A short cab ride from where we had been staying at my friend’s chalet brought us to a welcoming reception at the clubhouse’s front entrance. After a quick bite to eat, three buckets of balls, and a couple of poorly hit wedge shots we stepped up to the first tee.
With the angle of the green favoring a tee shot down the right side, the first hole is an inviting par-four that introduces a typical Nicklaus bunkering style early on. Flanking the right side of the fairway and protecting the left portion of the green the curvilinear, white sand traps are well placed, a trend that continues throughout the course.
The following hole is the first of five par-threes which, as strong visually as demanding, are some of the most memorable holes on the course. From the back set of five tee decks, no. 2 is a pleasing 197-yard shot that flirts with water and offers players a taste of what’s to come.
As the rest of outward nine unfolds across the valley floor, peaks of the Pacific Coast Mountains rise on every side. From no. 12 onward the course works its way north to no. 17, travelling between the River of Golden Dreams to the southern edge of Green Lake. It was somewhere between those two points that my wishes of a sunny fall day, or at least a break in the weather, were lost in muted-grey skies of relentless rain.
As an established course in a market that continues to see new courses opening each year, keeping competitive is essential. As Andrew Smart, Director of Golf at the course, said “more courses do not necessarily mean more golfers”. With that in mind, Nicklaus North continues to thrive by providing friendly, courteous service and a well-groomed layout. Just two of the reasons the course continually places comfortably in Canada’s Top 100 Golf Courses.
Also on the list of awards and accolades, the course received Canada’s Best New Course in 1996, from Golf Digest. Since then it has hosted various high profile events including the World Skins game twice, once in 1997 and then again in 2005, with Jack Nicklaus appropriately competing both times.

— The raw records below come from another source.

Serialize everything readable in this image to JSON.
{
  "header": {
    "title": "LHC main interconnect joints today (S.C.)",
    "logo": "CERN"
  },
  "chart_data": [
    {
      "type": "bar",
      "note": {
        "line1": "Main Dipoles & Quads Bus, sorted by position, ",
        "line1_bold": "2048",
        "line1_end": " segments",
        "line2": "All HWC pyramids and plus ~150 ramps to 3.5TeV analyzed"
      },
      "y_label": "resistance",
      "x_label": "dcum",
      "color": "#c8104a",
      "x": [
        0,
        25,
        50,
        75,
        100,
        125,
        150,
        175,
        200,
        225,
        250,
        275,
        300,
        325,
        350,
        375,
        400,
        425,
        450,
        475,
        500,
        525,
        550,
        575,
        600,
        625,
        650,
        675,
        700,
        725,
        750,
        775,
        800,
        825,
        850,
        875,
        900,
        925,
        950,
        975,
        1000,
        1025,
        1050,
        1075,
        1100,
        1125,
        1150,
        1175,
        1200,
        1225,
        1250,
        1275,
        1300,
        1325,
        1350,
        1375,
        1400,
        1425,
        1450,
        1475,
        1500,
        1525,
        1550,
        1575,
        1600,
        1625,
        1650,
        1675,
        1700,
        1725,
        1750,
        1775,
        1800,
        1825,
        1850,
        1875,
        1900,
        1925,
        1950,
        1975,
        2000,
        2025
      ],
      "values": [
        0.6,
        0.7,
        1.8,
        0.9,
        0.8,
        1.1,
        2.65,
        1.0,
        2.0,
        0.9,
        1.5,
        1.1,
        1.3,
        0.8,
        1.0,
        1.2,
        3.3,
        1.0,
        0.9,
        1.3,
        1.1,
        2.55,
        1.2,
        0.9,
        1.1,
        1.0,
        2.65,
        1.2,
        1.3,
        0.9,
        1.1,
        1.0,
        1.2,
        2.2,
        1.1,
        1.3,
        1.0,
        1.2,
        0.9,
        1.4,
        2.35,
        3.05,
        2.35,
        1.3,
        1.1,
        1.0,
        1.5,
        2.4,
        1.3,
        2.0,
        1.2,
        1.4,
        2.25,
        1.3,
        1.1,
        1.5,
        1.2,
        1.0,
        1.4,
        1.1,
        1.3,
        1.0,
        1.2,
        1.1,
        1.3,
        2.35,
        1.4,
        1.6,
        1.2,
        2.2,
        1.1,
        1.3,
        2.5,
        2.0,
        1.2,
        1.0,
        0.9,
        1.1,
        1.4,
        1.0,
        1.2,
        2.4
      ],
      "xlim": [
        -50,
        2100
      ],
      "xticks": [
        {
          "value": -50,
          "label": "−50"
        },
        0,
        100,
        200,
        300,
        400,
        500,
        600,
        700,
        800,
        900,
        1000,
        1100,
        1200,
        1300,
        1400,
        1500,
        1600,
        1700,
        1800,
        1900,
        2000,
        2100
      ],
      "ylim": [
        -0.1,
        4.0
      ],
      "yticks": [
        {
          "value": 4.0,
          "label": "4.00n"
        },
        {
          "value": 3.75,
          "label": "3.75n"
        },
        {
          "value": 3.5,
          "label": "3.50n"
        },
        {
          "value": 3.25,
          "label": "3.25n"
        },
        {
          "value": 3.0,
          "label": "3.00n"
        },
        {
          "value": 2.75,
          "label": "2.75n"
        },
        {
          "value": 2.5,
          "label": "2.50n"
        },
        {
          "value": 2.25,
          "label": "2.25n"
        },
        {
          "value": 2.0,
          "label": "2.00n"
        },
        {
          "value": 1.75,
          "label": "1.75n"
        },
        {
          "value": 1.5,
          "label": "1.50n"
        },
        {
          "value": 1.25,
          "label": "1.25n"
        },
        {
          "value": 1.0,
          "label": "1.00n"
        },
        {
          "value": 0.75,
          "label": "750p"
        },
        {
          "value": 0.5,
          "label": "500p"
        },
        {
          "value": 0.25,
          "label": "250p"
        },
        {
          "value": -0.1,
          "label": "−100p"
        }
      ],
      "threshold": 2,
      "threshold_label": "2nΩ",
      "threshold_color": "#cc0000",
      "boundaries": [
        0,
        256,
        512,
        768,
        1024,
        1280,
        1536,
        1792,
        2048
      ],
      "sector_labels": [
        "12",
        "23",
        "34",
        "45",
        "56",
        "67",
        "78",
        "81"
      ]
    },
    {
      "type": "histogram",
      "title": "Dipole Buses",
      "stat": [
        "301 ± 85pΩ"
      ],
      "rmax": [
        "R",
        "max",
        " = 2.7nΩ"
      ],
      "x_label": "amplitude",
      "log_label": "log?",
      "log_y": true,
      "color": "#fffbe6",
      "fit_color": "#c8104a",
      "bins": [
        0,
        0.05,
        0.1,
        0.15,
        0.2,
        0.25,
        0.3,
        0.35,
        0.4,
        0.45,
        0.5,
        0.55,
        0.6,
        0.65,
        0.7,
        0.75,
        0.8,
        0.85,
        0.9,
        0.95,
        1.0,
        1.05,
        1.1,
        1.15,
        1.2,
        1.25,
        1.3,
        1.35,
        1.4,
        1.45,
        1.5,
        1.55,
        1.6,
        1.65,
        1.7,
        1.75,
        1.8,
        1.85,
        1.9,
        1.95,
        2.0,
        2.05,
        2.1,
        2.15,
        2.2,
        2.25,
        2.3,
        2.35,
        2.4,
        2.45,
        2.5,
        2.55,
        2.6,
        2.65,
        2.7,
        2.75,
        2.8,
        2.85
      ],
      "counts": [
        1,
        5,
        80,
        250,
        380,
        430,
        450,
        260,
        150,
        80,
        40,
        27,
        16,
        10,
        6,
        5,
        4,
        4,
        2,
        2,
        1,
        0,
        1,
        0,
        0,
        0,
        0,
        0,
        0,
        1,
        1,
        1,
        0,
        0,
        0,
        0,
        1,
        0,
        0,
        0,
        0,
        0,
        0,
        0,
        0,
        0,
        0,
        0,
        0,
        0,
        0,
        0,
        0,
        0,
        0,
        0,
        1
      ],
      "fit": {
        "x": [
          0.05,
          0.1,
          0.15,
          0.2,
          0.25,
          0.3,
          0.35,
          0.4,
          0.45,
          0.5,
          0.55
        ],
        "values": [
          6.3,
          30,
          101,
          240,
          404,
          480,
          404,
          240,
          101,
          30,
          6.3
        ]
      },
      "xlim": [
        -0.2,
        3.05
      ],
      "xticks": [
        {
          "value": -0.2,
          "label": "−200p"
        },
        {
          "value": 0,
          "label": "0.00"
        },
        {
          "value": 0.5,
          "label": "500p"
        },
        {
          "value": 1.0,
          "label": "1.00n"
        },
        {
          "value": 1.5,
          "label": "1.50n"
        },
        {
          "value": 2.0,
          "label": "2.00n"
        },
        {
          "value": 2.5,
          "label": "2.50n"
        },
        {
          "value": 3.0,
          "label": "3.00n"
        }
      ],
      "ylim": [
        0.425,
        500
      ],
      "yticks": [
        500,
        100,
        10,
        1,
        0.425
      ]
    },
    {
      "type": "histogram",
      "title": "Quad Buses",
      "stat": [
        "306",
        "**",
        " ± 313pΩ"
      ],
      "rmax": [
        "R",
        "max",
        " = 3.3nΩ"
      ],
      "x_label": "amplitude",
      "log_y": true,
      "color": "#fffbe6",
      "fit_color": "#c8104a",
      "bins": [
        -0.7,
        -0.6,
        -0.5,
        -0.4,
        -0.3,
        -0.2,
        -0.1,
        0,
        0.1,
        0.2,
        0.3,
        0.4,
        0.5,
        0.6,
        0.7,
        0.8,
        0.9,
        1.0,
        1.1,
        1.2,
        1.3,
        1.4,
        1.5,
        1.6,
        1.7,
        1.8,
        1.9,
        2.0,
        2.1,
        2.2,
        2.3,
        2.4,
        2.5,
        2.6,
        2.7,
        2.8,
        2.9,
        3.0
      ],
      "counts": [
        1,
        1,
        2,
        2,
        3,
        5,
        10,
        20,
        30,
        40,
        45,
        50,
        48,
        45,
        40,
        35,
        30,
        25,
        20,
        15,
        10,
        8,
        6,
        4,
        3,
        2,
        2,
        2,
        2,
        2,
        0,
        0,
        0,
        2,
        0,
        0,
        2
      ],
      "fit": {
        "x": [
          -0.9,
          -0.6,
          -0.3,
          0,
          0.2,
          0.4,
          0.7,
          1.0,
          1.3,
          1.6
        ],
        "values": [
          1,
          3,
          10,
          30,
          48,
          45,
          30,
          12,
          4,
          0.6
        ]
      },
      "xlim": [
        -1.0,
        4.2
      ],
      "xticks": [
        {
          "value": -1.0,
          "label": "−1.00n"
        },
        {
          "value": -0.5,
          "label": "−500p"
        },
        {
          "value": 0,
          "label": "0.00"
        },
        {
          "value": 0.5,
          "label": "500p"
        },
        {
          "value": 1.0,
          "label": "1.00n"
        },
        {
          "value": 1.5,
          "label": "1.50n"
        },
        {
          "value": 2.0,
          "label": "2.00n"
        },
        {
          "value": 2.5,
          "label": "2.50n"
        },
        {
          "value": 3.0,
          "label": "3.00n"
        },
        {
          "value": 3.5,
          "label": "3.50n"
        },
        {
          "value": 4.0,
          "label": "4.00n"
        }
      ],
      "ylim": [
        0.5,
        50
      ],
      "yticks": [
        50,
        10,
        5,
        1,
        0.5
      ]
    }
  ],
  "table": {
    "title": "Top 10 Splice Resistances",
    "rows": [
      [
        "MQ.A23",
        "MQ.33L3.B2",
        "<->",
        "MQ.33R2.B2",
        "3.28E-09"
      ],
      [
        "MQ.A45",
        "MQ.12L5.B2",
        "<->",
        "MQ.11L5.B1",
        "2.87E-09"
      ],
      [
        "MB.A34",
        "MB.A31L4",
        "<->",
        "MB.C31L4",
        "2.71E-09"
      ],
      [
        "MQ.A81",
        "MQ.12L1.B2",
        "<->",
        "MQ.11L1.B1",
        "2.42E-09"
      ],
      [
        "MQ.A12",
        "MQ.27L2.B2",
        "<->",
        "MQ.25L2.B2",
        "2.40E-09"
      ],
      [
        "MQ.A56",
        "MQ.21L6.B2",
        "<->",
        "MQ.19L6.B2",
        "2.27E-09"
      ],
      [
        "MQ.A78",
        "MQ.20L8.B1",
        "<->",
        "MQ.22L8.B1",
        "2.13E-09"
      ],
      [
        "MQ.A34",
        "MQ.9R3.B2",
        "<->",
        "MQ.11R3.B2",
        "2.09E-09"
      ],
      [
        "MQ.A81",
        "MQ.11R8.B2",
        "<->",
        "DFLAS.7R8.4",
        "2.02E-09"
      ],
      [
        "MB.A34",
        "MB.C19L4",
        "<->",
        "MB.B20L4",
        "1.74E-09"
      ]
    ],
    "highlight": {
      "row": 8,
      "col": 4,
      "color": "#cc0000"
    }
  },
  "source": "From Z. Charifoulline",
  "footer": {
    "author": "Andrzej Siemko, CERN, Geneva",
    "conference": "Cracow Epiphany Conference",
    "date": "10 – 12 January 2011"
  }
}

However, beyond the awards, the signature architect, and the surreal setting is something more impressive, and to be honest something a bit unexpected. Authenticity. There is a sense of commitment to golf and a genuine care that is taken for the individuals who come to play, even though it might knowingly be only once in their lifetime. It’s an attribute surely to be admired, one that is worth coming back for, and one that unfortunately many resorts seem to lack.
The finishing holes of this 6908-yard, par 71, layout are a pleasure to play, especially no. 17. The 226-yard par-three signature hole is more than just photogenic. Favouring a right to left shot, with Whistler’s biggest lake wrapping around half the green as a hazard, finding the green is no small achievement. After missing par, it was then on to no. 18, a hole with a fairway bunker left and a forced carry on the approach to a green with a multitude of options.
While the mountain peaks a few thousand feet above us were getting an early start to the winter season with six inches of fresh snow, down in the valley the rain had stopped for our final putts. My ambitions of the morning’s challenge might have been lost somewhere on the front nine, but now in the warmth and dryness of the clubhouse, with a beer, two buddies, and a lot of bogies later, Whistler once again proved to be more than worth the trip.